Tuduhan spionase online terbaru yang dilakukan Dewan Keamanan Nasional (NSA) muncul di televisi Minggu malam waktu setempat ketika TV Globo melaporkan Petrobras yang menjadi pemimpin dunia dalam penambangan minyak di laut, menjadi salah satu target mata-mata AS, bersama Google dan kementerian luar negeri Prancis.

Rousseff berkata, "Jika fakta-fakta itu terkonfirmasi, maka akan jelas spionase itu bukan demi keamanan atau memerangi terorisme, tapi untuk memenuhi kepentingan ekonomi dan strategis."

"Tak diragukan lagi, Petrobras bukanlah ancaman untuk keamanan negeri mana pun," kata presiden seperti dikutip AFP.

Upaya mencuri data dan informasi itu tidak sebanding dengan koeksistensi demokratis antarkedua negara bersahabat, kata Rousseff, seraya menambahkan Brazil akan mengambil segala cara untuk melindungi negara, pemerintah dan perusahaan-perusahaannya.

Petrobras mengaku memiliki sistem berkualifikasi tinggi yang rutin diupdate demi melindingi jejaring komunikasi internalnya.

Menteri luar negeri Brazil menuju AS Selasa WIB ini untuk bertemu dengan Penasehat Keamanan Nasional Susan Rice mengenai krisis mata-mata tersebut.
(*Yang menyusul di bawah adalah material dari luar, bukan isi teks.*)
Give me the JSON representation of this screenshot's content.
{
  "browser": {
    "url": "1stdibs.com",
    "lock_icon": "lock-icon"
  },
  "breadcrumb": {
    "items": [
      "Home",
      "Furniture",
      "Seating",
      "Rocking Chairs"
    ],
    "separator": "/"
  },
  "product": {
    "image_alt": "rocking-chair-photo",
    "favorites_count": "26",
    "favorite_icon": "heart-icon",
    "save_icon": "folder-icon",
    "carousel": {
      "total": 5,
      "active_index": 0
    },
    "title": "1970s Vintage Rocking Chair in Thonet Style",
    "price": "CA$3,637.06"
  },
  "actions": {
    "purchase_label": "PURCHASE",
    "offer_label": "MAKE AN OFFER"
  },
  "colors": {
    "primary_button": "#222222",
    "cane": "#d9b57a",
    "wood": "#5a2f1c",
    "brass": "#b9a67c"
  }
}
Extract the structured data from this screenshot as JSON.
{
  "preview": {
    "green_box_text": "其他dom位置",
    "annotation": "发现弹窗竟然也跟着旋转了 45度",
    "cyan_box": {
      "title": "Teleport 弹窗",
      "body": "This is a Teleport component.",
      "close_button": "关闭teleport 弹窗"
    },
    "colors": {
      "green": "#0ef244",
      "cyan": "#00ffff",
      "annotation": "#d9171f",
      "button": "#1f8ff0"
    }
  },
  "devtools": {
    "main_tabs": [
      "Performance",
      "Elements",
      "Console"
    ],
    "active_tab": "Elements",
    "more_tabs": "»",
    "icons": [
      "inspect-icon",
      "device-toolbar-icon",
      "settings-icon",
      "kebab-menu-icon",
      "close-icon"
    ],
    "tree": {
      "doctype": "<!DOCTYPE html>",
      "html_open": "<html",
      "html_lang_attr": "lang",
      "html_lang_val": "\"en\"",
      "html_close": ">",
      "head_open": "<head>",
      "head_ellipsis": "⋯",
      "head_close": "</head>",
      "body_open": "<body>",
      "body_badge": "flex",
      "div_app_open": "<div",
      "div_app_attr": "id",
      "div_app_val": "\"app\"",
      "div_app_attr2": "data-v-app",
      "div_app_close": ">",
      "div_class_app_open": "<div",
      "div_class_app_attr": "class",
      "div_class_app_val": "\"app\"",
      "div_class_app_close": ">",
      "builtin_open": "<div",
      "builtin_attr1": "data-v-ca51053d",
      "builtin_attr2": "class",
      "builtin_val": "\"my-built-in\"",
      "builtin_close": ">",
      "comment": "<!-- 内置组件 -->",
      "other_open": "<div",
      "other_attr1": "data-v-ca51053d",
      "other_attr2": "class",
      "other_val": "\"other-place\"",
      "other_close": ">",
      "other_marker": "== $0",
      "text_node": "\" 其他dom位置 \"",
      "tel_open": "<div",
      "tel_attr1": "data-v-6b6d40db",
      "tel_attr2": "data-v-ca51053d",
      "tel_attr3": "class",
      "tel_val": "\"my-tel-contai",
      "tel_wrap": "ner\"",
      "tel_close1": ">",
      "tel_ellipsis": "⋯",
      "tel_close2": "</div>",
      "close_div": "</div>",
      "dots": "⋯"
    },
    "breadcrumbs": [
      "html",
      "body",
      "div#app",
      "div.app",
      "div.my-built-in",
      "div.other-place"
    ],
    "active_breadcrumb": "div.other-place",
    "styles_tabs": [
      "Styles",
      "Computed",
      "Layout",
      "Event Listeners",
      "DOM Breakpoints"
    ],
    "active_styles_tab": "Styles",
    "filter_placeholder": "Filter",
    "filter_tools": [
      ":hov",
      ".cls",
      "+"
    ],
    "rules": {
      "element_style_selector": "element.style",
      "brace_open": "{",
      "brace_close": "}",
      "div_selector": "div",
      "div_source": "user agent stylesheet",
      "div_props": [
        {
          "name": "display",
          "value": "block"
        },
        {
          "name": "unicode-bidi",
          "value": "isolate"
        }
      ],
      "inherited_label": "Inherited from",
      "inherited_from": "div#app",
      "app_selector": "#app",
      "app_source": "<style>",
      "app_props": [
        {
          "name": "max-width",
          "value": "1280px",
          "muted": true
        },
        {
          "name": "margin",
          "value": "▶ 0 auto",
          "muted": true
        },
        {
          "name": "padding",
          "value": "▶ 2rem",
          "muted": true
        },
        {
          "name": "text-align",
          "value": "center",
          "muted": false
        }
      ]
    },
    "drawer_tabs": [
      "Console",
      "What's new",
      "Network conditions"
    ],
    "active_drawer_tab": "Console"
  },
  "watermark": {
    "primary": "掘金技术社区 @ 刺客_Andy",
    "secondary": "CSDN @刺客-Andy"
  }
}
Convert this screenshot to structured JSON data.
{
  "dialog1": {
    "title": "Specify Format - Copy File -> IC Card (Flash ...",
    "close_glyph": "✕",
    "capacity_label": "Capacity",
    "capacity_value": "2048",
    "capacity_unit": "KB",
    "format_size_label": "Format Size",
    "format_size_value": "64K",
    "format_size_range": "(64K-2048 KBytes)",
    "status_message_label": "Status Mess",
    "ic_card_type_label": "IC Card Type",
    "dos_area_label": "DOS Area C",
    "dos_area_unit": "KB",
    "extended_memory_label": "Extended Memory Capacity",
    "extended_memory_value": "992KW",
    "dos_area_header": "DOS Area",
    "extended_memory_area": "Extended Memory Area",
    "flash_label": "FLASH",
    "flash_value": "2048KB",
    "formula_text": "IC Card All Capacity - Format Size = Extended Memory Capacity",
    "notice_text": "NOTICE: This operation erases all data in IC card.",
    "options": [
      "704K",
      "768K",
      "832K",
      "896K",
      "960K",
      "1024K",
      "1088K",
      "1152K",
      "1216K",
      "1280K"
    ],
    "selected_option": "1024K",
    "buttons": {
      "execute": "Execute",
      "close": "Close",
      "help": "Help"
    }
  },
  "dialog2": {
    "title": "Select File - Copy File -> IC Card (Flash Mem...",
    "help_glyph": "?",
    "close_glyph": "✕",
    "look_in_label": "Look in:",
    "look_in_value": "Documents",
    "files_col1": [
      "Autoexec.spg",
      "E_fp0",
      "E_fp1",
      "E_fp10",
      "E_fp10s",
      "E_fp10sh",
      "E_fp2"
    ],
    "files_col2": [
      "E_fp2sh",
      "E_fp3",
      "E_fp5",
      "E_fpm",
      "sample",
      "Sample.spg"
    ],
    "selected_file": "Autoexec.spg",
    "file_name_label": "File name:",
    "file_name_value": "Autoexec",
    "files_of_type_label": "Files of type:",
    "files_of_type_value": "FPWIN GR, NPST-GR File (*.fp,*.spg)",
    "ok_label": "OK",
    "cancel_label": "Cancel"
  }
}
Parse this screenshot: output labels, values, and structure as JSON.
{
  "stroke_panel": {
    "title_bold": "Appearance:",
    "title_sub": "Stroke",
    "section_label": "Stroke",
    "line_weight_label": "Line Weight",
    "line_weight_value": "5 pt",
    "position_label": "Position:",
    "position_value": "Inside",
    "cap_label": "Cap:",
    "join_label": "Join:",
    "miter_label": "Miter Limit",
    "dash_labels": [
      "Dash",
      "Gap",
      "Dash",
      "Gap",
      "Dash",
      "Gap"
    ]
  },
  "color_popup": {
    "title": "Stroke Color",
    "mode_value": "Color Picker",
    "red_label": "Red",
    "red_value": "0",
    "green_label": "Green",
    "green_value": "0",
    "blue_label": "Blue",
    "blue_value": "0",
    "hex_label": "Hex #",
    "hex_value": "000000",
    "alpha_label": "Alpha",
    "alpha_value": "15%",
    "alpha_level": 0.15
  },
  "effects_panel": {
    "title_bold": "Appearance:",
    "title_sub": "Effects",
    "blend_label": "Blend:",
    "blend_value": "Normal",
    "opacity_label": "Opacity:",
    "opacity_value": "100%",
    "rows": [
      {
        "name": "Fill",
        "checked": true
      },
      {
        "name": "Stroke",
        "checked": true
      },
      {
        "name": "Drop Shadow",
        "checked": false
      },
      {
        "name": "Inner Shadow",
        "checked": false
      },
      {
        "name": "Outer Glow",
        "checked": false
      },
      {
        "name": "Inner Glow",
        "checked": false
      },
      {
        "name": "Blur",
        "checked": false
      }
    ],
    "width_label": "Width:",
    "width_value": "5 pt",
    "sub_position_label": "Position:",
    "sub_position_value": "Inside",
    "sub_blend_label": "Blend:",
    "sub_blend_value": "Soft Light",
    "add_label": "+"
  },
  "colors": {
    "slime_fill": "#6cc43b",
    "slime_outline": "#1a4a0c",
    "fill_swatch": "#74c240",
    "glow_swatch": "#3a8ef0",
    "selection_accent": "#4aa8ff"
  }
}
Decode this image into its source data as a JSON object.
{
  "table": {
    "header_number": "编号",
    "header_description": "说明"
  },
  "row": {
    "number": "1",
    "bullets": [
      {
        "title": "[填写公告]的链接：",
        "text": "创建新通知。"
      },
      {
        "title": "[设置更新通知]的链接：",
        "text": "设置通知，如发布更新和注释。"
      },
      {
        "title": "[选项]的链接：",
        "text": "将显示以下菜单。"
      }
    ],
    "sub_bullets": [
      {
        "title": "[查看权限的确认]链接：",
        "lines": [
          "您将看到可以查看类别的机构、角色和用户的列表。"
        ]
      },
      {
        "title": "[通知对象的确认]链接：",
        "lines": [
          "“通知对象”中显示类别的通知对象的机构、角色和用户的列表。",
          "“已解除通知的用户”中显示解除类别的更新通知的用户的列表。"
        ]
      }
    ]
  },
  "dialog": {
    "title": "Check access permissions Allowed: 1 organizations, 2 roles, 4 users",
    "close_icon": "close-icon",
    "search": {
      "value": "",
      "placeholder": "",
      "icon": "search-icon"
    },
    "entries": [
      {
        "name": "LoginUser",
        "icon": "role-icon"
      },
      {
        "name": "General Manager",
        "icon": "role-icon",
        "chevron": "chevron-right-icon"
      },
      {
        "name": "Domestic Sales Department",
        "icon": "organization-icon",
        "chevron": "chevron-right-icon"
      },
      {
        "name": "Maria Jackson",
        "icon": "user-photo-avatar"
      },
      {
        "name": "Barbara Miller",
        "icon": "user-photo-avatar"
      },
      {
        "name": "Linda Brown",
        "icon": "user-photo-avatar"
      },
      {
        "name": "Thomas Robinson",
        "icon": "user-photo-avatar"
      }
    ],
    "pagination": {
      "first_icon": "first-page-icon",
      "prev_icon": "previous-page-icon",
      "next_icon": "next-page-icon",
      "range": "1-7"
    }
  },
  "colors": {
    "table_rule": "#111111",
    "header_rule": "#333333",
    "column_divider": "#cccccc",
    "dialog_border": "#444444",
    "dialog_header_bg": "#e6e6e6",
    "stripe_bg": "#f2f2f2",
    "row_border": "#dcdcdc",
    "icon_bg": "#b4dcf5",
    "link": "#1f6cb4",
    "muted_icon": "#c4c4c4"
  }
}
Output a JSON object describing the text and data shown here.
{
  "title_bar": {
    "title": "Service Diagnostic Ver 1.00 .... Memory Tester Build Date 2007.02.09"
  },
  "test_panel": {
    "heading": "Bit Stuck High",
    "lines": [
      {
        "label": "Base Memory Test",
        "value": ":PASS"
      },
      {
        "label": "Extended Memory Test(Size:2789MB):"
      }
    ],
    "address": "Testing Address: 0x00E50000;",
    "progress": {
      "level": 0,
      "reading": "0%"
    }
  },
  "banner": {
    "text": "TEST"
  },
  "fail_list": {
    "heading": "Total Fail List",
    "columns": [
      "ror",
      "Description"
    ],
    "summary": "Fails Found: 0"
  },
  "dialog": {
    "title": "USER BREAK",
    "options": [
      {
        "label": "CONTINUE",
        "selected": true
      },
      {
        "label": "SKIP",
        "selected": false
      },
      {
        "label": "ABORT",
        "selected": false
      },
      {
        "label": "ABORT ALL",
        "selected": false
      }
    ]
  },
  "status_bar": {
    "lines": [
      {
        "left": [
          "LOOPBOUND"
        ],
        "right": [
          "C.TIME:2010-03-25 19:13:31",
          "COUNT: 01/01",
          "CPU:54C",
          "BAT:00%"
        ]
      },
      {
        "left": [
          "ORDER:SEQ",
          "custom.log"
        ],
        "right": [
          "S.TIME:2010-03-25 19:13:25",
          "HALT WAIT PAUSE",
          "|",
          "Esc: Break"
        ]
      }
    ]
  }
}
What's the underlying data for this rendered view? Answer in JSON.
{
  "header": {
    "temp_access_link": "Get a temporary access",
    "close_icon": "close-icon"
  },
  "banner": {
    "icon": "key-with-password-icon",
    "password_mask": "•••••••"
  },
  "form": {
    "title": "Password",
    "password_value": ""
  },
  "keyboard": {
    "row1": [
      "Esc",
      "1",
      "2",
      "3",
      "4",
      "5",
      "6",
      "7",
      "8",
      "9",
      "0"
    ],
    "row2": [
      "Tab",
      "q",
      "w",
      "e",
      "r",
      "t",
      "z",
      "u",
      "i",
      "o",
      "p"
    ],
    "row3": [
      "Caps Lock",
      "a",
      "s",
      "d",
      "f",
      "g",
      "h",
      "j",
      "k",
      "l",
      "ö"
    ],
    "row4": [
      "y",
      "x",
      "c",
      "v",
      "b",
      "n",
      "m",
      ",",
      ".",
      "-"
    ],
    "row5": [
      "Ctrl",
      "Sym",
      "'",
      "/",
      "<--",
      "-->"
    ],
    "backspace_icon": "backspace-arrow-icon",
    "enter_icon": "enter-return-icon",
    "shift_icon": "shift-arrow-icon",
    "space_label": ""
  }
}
Pertemuan antara Luiz Alberto Figueiredo dan Rice dijadwalkan berlangsung Rabu atau Kamis di Washington.

Rousseff mengungkapkan kekesalan pribadinya atas tuduhan spionase NSA ini di sela KTT G20 di Rusia.

"Pemerintah Brazil memastikan mendapatkan klarifikasi dari pemerintah AS...dan menuntut tindakan khusus untuk menghilangkan kemungkinan spionase untuk selamanya," kata Rousseff.

Laporan TV Globo itu menyebutkan bocoran dokumen intelijen AS tersebut memperlihatkan NSA menyasar Google, Petrobras, kementerian luar negeri Prancis dan SWIFT (sistem pesan keuangan aman untuk 10.000 bank dan lembaga keuangan lainnya di 212 negara).

Direktur intelijen AS James Clapper menampik tuduhan Brazil itu dengan berkilah AS mengoleksi data intelijen asing seperti dilakukan banyak pemerintahan lainnya di dunia, demi memperkuat keamanan warga negara, kepentingan nasional dan sekutunya di seluruh dunia, demikian AFP.